Il faut s’habituer à l’odeur du poisson, éviscéré sur la plage et séché en plein air, dans des conditions hygiéniques très aléatoires, surtout quand le vent souffle et transporte des nuages de poussière. Les femmes sont aux commandes, jusqu’à la gestion des stocks et à la commercialisation. Elles négocient pied à pied avec la mairie du lieu le développement de leur activité. Dans leurs tenues colorées, elles prennent volontiers la pose face aux dessinateurs de CrayonSolidaires. Ces dessins, venus de nulle part, sont un signe de reconnaissance pour le travail effectué. Elles sourient, se les montrent, les commentent.

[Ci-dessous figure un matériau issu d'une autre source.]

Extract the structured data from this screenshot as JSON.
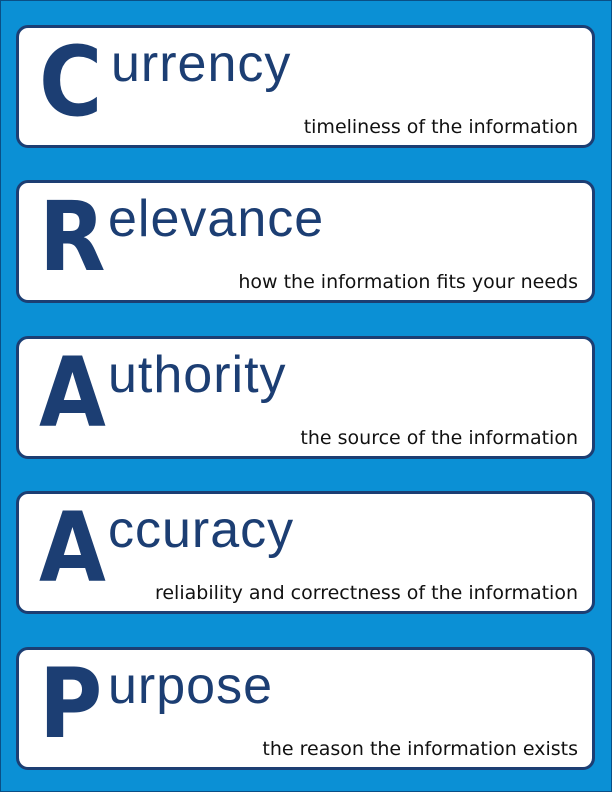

Un peu plus loin, leur futur se dessine aussi, grâce à des innovations améliorant leurs conditions de travail, l’hygiène et la qualité de leur produit, base de l’alimentation sénégalaise. Le bâtiment est encore vide et entouré de chantiers. Dans quelques mois, il va regrouper, sous un même toit, l’ensemble des activités liées à la transformation du poisson. A l’extérieur, une dizaine de serres sont prévues pour le séchage. Le soleil s’en chargera à travers les vitres. Les fours pour le fumage sont juste à côté. Ils sont fermés, mais polluent encore passablement. Le CEAS planche actuellement sur une solution plus propre. Les trois dessinateurs de CrayonSolidaires n’ont pas un trait de crayon à ajouter : l’humain avant tout.